JP: Melville House is the model, with a dash of Big Lucks. We just started. It’s a work in progress.
SH: Social media acts like a personality of the press, and the more this personality participates, the higher their stake in the conversation. We’re always thinking of ways to develop this voice.
How do you cope? There’s been a lot of conversation lately about charging reading fees, printing costs, rising book costs, who should pay for what, etc. Do you have any opinions on this, and would you be willing to share any insights about the numbers at Brooklyn Arts Press?

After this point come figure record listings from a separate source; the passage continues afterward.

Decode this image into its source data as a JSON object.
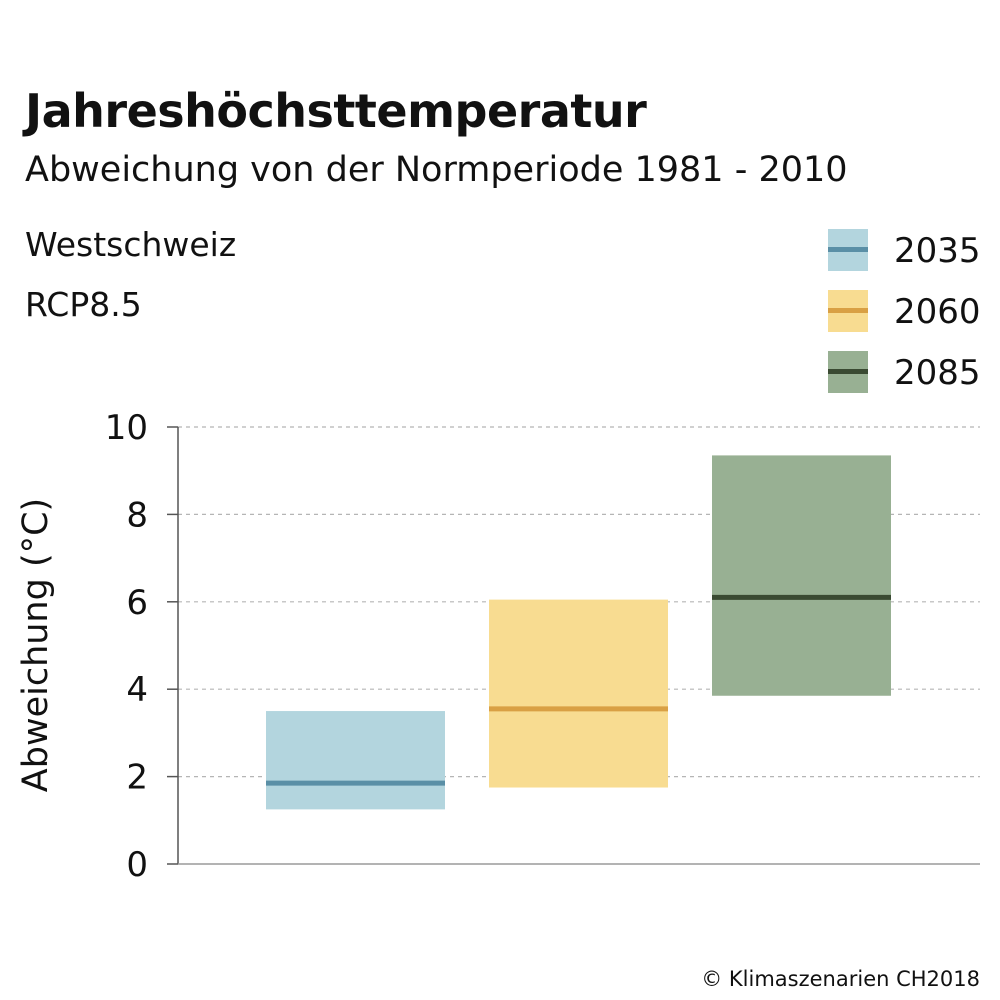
{
  "title": "Jahreshöchsttemperatur",
  "subtitle": "Abweichung von der Normperiode 1981 - 2010",
  "region": "Westschweiz",
  "scenario": "RCP8.5",
  "footer": "© Klimaszenarien CH2018",
  "chart_data": {
    "type": "bar",
    "title": "Jahreshöchsttemperatur",
    "subtitle": "Abweichung von der Normperiode 1981 - 2010",
    "xlabel": "",
    "ylabel": "Abweichung (°C)",
    "ylim": [
      0,
      10
    ],
    "yticks": [
      0,
      2,
      4,
      6,
      8,
      10
    ],
    "grid": true,
    "legend_position": "top-right",
    "series": [
      {
        "name": "2035",
        "low": 1.25,
        "median": 1.85,
        "high": 3.5,
        "fill_color": "#b3d5de",
        "median_color": "#5a8fa6"
      },
      {
        "name": "2060",
        "low": 1.75,
        "median": 3.55,
        "high": 6.05,
        "fill_color": "#f8dc91",
        "median_color": "#d9a044"
      },
      {
        "name": "2085",
        "low": 3.85,
        "median": 6.1,
        "high": 9.35,
        "fill_color": "#98b093",
        "median_color": "#3a4a32"
      }
    ]
  }
}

JP: Digital printing costs have risen some in the past few years, but nothing extraordinary, in my purely anecdotal experience. There seems to be more printers vying for our business, promising reduced prices, but you have to be careful, as quality can vary widely. I’m not exaggerating when I say I’ve communicated with over two hundred printers in the past, trying to figure out who has the best machines and production staff. Regarding who should pay for what, the publisher should pay for printing and the usual marketing, but if the author wants to contribute toward the campaign with self-promotion, apart from the press, that’s great, every little bit counts. As for numbers, last June we read through over eight hundred submissions—a huge amount for us, tripling what we received the previous year. For eight years we didn’t charge for reading manuscripts, but this next year we’ll be introducing a ten-buck reading fee, for which submitters receive a BAP book. These fees will be used to print and ship the book, and the remaining money used to compensate our super smart, passionate readers, which we are incredibly lucky to have. We publish seven to twelve books a year, many culled from the opening reading period, and most of whom are emerging artists.

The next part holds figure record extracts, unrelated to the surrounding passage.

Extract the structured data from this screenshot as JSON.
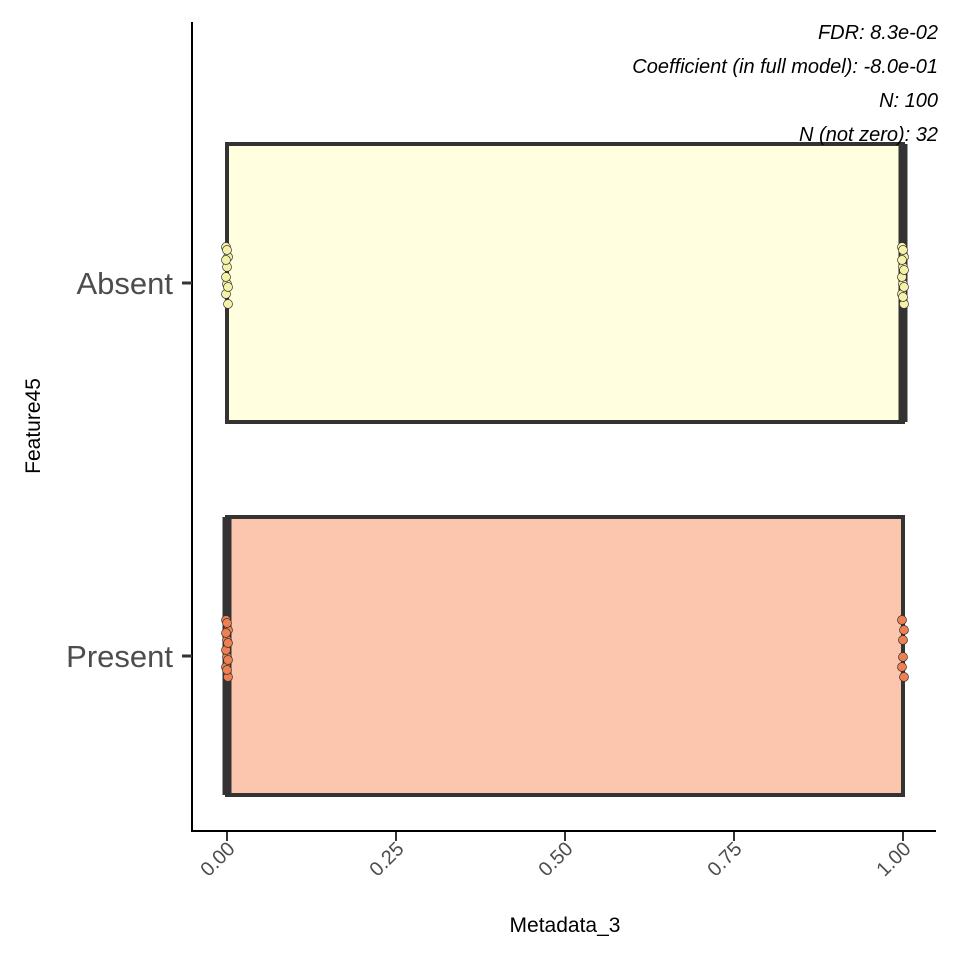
{
  "chart_data": {
    "type": "boxplot",
    "orientation": "horizontal",
    "xlabel": "Metadata_3",
    "ylabel": "Feature45",
    "xlim": [
      -0.05,
      1.05
    ],
    "x_ticks": [
      0,
      0.25,
      0.5,
      0.75,
      1.0
    ],
    "x_tick_labels": [
      "0.00",
      "0.25",
      "0.50",
      "0.75",
      "1.00"
    ],
    "categories": [
      "Absent",
      "Present"
    ],
    "grid": false,
    "legend": "none",
    "annotations": [
      "FDR: 8.3e-02",
      "Coefficient (in full model): -8.0e-01",
      "N: 100",
      "N (not zero): 32"
    ],
    "boxes": [
      {
        "category": "Absent",
        "fill": "#ffffe0",
        "point_color": "#f5f2a8",
        "q1": 0,
        "median": 1,
        "q3": 1,
        "points_at_0": 10,
        "points_at_1": 12
      },
      {
        "category": "Present",
        "fill": "#fcc5ae",
        "point_color": "#ee7f50",
        "q1": 0,
        "median": 0,
        "q3": 1,
        "points_at_0": 12,
        "points_at_1": 6
      }
    ],
    "box_border_color": "#333333"
  }
}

You let readers “pay what they want” for Noah Eli Gordon’s The Word Kingdom in the Word Kingdom. How did that promotion get inspired, and how did it work out?
SH: We haven’t had much luck with advertising, so we’ve had to move away from more traditional modes of promotion. Poetry isn’t as easy a sell as fiction, which led us to try out the pay-what-you-want model for poetry.
JP: We wanted to find out what people actually want to pay for a book of poems. If it’s a book by their favorite author, maybe they would pay $15-$20 for a paperback, plus shipping. If it’s a poet they’ve never heard of, we have a free PDF excerpt of the book they can download from the website. Maybe they like the poems from the sample and pay $10 for the book. Maybe they don’t have $10 to throw down, so they spend $5. Maybe they spend a penny and we lose a few bucks on that copy, but there it goes out into the world, sitting on someone’s coffee table. To me, that’s fine, I chalk it up as a marketing expense. If everyone paid a penny we’d lose a lot of money, sure, but not everyone is. Actually, we’re finding people pay along a wide spectrum. The average price being paid right now, with Noah Eli Gordon’s campaign, is about $13 a book, including shipping. Some people have paid $25 for the book, which is surprising and wonderful, and a great number have paid $18, which will be the cost once the promotion ends.
SH: We decided to try the campaign after realizing that our poetry sales were plateauing. It seemed that no matter how much money we put behind the books, we just weren’t seeing the sales to validate that kind of spending. So we had to make a change and take a risk. This type of campaign is not new to the marketing world, as we’ve seen the likes of Radiohead and Louis C.K. give the power to the consumer, and so we thought, Why not poetry? Joe took a quick survey of some people he knew, asking them how much they would be willing to spend on a book of poems. In the course of the survey it became clear that the price point varies. For each reader, you have to factor in the popularity of the poet, the type of reader (casual, academic, etc), and also the size of the book, among other things. It became clear that if we allowed people to pay what they thought was fair, that we might see more sales (a reader who would balk at $18 might be willing to spend $5). It’s a win-win; we reach more people and the reader can participate in the community and receive a great book without breaking the bank.